Note: Reporting is not available for job costs on recurring jobs.
Syncing with QuickBooks Online
With the NEW QuickBooks Online integration, costs initially sync from QuickBooks into Jobber. After the initial import, Jobber becomes the source of truth for costs so going forwards changes made to your costs in Jobber will be reflected in QuickBooks.
FAQ
What about jobs created before May 4, 2023?
If you have a job created before May 4, any line item costs present on the quote or products and services list will not show on the job costs. This is because the job costs model didn’t exist before May 4. When a job is created the line items are independent of both the products and services list and the quote line items, i.e. if you have a job created from a quote with a price of $10 and then you update quote line item price to $20, the job will still be priced at $10. It’s the same for costs.
Labor costs are not applied to previously existing timesheet entries. Only new timesheet entries created after a labor cost has been applied will have the labor cost. This is to allow the user to updated labour costs (due to a pay raise etc) and keep the integrity of old timesheet costs.
What about double counting — my profit looks lower than it should?
If you have both line item costs on a quote and expenses on the same job, Jobber currently counts both against your profitability. This can make your profit margin appear lower than it actually is — for example, if you quoted a $500 material cost on a line item and then also logged a $500 expense for that same material, Jobber counts $1,000 in costs instead of $500.
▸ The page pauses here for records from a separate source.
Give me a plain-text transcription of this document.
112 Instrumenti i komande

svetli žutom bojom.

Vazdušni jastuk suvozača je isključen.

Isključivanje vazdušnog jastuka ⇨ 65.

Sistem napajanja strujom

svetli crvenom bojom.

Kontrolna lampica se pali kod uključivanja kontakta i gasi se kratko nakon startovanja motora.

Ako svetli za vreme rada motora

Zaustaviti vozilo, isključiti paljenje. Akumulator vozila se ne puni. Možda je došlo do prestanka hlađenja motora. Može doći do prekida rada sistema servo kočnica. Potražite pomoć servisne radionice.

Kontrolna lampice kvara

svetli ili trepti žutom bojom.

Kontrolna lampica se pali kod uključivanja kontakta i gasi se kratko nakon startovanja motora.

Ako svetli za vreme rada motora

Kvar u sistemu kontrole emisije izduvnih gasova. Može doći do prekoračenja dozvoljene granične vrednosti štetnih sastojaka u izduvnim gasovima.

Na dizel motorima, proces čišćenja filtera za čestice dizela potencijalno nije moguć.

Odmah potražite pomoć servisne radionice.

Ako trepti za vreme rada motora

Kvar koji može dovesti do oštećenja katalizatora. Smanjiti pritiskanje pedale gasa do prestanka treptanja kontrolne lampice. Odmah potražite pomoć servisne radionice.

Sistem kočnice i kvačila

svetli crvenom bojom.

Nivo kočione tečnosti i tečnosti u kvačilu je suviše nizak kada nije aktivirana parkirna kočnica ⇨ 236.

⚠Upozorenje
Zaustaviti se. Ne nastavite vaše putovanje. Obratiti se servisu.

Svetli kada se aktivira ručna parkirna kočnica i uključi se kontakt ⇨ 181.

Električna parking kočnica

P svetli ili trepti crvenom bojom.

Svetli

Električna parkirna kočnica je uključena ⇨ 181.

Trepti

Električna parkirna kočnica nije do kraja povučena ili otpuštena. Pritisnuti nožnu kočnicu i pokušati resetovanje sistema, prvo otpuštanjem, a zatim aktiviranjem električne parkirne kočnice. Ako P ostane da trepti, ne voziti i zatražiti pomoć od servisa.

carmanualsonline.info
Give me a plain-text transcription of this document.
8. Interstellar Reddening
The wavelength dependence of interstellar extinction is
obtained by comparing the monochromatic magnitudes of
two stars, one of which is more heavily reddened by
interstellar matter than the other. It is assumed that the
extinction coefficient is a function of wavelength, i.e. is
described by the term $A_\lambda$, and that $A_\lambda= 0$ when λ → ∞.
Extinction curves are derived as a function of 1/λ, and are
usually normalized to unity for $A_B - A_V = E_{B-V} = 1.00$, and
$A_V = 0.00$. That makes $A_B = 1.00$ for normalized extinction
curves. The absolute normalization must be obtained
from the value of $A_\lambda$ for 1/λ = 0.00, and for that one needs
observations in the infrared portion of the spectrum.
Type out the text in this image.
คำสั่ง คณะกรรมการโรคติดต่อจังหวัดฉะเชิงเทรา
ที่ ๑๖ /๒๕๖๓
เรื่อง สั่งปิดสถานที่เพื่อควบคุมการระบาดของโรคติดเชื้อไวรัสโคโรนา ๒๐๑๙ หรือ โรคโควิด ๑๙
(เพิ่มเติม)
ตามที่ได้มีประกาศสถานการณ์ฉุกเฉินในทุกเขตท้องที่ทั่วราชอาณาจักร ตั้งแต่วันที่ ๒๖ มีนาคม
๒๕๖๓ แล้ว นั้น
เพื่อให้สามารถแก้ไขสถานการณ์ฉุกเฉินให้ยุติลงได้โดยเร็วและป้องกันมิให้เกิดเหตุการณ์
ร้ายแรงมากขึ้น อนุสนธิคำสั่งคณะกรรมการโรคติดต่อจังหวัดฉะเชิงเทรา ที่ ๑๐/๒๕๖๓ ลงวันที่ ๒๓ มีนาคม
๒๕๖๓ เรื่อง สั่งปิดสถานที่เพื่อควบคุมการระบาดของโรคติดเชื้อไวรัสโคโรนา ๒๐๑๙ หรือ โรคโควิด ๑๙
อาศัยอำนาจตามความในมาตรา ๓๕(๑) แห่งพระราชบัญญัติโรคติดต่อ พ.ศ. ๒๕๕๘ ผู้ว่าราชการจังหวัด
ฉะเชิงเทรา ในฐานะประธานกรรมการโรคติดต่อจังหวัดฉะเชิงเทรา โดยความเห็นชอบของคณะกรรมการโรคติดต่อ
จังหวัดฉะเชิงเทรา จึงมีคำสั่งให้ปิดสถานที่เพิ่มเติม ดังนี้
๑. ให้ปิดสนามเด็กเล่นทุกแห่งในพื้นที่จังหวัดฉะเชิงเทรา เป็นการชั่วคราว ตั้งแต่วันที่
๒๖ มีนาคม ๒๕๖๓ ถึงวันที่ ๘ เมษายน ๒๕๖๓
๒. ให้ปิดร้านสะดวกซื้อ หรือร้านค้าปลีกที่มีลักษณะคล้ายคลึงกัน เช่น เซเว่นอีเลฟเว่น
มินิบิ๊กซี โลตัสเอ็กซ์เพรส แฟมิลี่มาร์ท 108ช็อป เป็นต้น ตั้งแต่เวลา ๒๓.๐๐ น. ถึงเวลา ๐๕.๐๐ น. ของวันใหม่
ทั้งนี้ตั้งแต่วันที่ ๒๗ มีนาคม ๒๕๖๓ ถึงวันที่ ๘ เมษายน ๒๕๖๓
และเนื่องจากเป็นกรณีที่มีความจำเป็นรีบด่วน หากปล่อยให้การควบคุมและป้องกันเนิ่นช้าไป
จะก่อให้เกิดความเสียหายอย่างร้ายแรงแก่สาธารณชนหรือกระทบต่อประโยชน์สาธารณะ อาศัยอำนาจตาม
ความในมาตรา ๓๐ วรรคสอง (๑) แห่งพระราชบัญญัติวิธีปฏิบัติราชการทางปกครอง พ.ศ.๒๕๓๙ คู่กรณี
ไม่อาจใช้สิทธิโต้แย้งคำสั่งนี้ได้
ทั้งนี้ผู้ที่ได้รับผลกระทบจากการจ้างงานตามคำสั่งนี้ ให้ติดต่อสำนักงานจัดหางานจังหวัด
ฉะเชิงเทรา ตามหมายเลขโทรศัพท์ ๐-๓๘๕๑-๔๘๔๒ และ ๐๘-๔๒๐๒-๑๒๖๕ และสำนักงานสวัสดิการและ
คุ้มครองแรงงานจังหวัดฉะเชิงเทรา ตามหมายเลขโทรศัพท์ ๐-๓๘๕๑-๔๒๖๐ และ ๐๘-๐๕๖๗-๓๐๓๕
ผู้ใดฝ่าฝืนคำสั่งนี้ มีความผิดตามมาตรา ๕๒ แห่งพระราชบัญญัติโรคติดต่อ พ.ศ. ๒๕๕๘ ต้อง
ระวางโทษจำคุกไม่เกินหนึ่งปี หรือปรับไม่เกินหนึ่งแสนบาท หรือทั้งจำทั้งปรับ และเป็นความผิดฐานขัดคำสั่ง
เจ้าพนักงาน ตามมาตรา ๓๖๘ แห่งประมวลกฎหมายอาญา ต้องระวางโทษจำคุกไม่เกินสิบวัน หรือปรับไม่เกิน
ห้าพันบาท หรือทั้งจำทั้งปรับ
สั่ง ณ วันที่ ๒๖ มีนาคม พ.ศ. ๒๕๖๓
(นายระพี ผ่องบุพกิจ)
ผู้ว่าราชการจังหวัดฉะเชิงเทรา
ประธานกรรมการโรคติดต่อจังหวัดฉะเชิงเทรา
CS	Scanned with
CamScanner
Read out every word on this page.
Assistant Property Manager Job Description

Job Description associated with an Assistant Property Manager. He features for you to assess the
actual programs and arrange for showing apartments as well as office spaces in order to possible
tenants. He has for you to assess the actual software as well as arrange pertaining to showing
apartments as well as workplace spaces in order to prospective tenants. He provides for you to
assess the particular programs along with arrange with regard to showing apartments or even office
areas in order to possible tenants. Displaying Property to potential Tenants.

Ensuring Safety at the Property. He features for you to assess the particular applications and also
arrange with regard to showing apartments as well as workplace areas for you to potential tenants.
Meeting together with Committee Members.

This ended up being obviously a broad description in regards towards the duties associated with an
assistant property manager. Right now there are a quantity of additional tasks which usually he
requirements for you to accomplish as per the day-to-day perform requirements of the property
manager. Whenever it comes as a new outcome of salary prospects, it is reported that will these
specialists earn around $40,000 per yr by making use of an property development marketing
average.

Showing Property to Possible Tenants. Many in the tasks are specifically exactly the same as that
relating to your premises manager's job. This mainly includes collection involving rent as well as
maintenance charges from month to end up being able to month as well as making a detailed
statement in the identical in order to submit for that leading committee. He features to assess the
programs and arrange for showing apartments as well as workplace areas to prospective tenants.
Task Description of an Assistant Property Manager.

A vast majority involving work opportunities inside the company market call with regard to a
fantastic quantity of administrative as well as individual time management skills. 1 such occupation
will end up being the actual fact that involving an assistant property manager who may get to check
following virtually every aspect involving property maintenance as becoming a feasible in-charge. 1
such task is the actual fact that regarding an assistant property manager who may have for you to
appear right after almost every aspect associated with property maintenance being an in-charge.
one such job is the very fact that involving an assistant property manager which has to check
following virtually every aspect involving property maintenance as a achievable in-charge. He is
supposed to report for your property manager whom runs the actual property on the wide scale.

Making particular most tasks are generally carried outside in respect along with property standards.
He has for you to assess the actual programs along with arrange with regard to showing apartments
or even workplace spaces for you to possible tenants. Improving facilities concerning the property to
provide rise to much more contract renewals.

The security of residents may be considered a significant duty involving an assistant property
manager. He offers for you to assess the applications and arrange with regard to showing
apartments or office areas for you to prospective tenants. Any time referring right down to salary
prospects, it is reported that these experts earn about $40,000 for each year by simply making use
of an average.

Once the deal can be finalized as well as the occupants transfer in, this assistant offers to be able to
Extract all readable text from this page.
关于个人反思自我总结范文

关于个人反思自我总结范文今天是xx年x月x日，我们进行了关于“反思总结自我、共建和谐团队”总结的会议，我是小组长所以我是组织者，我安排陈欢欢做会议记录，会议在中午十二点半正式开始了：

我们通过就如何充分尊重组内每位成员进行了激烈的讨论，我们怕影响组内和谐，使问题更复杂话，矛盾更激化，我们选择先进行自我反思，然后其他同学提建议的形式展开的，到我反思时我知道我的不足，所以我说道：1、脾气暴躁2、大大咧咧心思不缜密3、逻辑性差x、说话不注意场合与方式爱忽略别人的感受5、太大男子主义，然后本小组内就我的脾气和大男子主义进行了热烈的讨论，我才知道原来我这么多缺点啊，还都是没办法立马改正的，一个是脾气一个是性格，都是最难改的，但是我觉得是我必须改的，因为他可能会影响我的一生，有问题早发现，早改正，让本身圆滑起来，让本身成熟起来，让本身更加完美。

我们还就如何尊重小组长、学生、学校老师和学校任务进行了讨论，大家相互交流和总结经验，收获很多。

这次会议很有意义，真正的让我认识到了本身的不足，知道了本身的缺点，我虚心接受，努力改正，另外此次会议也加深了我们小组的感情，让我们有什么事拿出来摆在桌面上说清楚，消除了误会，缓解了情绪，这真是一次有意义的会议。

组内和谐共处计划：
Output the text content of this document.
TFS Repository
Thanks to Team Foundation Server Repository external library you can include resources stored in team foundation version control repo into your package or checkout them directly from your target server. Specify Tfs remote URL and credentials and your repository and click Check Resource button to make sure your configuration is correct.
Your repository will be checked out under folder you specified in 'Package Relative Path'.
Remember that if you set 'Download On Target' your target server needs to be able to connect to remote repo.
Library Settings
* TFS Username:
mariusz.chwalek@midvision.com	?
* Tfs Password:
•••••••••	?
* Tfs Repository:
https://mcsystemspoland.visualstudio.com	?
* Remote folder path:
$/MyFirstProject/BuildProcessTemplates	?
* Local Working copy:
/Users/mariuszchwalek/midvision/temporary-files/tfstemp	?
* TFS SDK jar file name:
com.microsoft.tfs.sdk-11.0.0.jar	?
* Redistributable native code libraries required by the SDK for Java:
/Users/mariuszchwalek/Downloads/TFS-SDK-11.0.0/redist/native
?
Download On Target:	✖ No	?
We're aware of this issue and it has been raised by multiple customers. This is currently a known limitation. The right solution is more complex than simply removing one of the inputs — we're exploring ways to give you more control over which costs are included in the profit calculation.
In the meantime, if you're seeing unexpectedly low margins, check whether the same cost is being captured in both your line item costs and your expenses.